Saturday, May 27, 2006

John Burgess on "the art of the possible"

One of the more puzzling aspects of international relations reflected in Washington policy moves is the contradiction between pronouncements in favor of "democracy" and human rights, versus the realities we see. When the majority of a county's poopulation is clearly anti-American, or a government with human rights violations is important to our "national interests" -- in those cases our policy is to overlook principles and focus attention on other matters. I have often wondered, as I am sure many others have as well, why and how we have been able to craft wars in Afghanistan and Iraq in the aftermath of the Trade Center attack when the hijackers came from Saudi Arabia? I understand, of course, that KSA is our ally of long standing, that business and political bonds between our two countries are strong and deep. Most Americans are blissfully unaware that there is a flap over textbooks in the Kingdom, and would be mystified if anyone tried to relate that official teaching with young American service people dying in a war against "jihadists."

I don't want to follow that line of reasoning any further. It would indicate we should be at war with Arabia and in this case our leaders get credit for knowing what is possible and what is not. Likewise, the Saudi leadership seems to be on the right track, but progress there is not any faster than it is here. Read what John Burgess says.

Many Americans have the gravely mistaken view that the Saudi King has full, autocratic control over what happens in the country. He does not. While his powers are not limited by a formal constitution, they are very much limited by the "art of the possible". I noted in comments to my earlier post on the textbooks, there are ahandful of real and important constraints on the monarch:

--Other family members
--The Ulema
--Tribal interests
--Major business families
--The Council of Ministers
--The Shoura Council
--Increasingly, public opinion

Several of these can be played off each other—sometimes—but they can’t all be ignored simultaneously. And given the ebb and flow of politics, sometimes one of these parties will have more influence—or have a greater need to be politically assuaged.

A further mistake people make is to assume that the Saudi government speaks with one voice, that all the bureaucrats are on board with whatever the government program happens to be. Would that the world worked like that! Saudi bureaucrats–whether deep within the ministries or standing in front of a classroom–have their own opinions about how things should be. If they don't like the way things are going, they have their ways (well known to bureaucrats since five minutes after bureaucracy was invented) to stop things dead in their tracks, to subtly shift the policy direction, to subvert the policy, or simply ignore the policy.

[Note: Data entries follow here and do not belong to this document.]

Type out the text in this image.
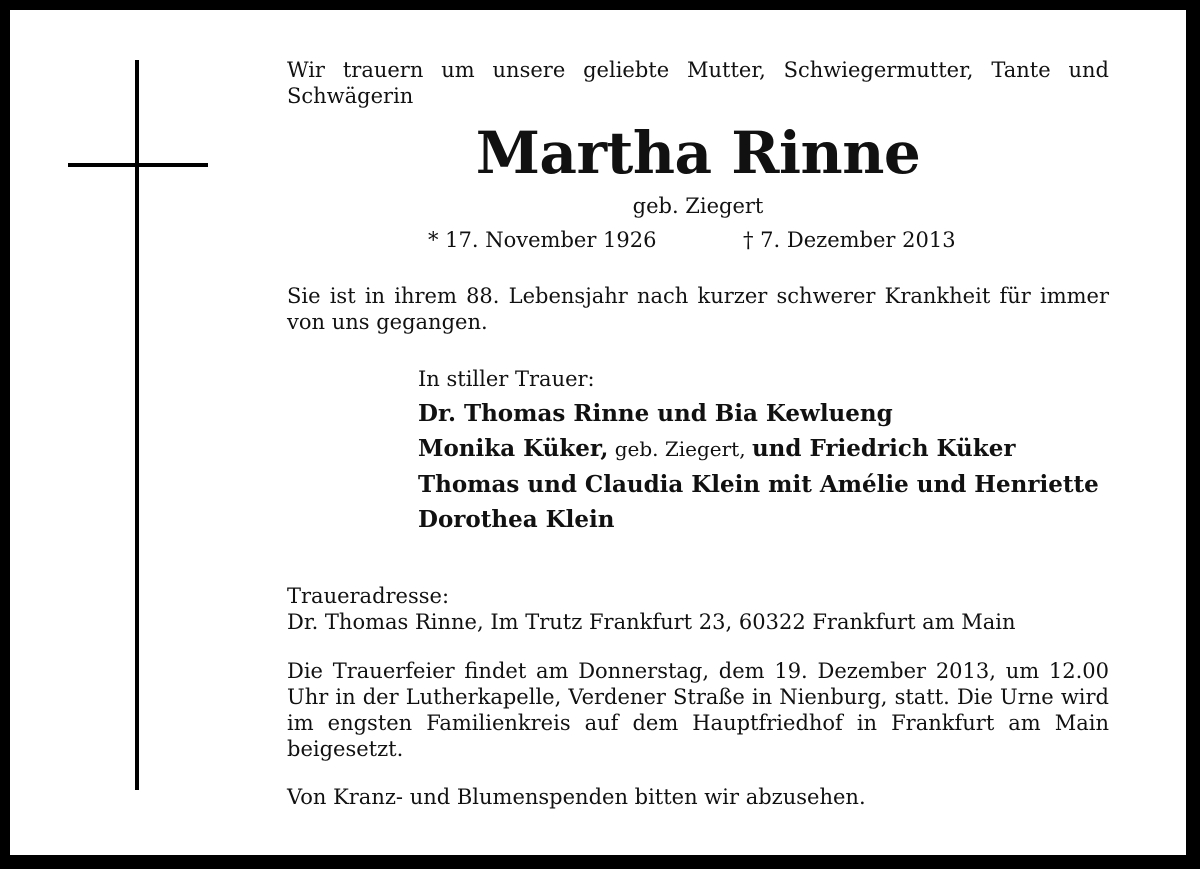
Wir trauern um unsere geliebte Mutter, Schwiegermutter, Tante und Schwägerin
Martha Rinne
geb. Ziegert
* 17. November 1926	† 7. Dezember 2013
Sie ist in ihrem 88. Lebensjahr nach kurzer schwerer Krankheit für immer von uns gegangen.
In stiller Trauer:
Dr. Thomas Rinne und Bia Kewlueng
Monika Küker, geb. Ziegert, und Friedrich Küker
Thomas und Claudia Klein mit Amélie und Henriette
Dorothea Klein
Traueradresse:
Dr. Thomas Rinne, Im Trutz Frankfurt 23, 60322 Frankfurt am Main
Die Trauerfeier findet am Donnerstag, dem 19. Dezember 2013, um 12.00 Uhr in der Lutherkapelle, Verdener Straße in Nienburg, statt. Die Urne wird im engsten Familienkreis auf dem Hauptfriedhof in Frankfurt am Main beigesetzt.
Von Kranz- und Blumenspenden bitten wir abzusehen.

This problem is worse in Saudi Arabia than in the US, but not as bad in some other developing countries. It comes down to the fact that real professional competence doesn't run very deep in the Saudi government. The decades of being the "employer of last resort", essentially guaranteeing any Saudi a government job, is showing some of its downsides right here.

"...worse in Saudi Aabia than in the U.S...." is a delicate but deft observation that there may be a mote in our own eye. Hmm? Has this guy been in the diplomatic corps or what? He knows a lot about glass houses.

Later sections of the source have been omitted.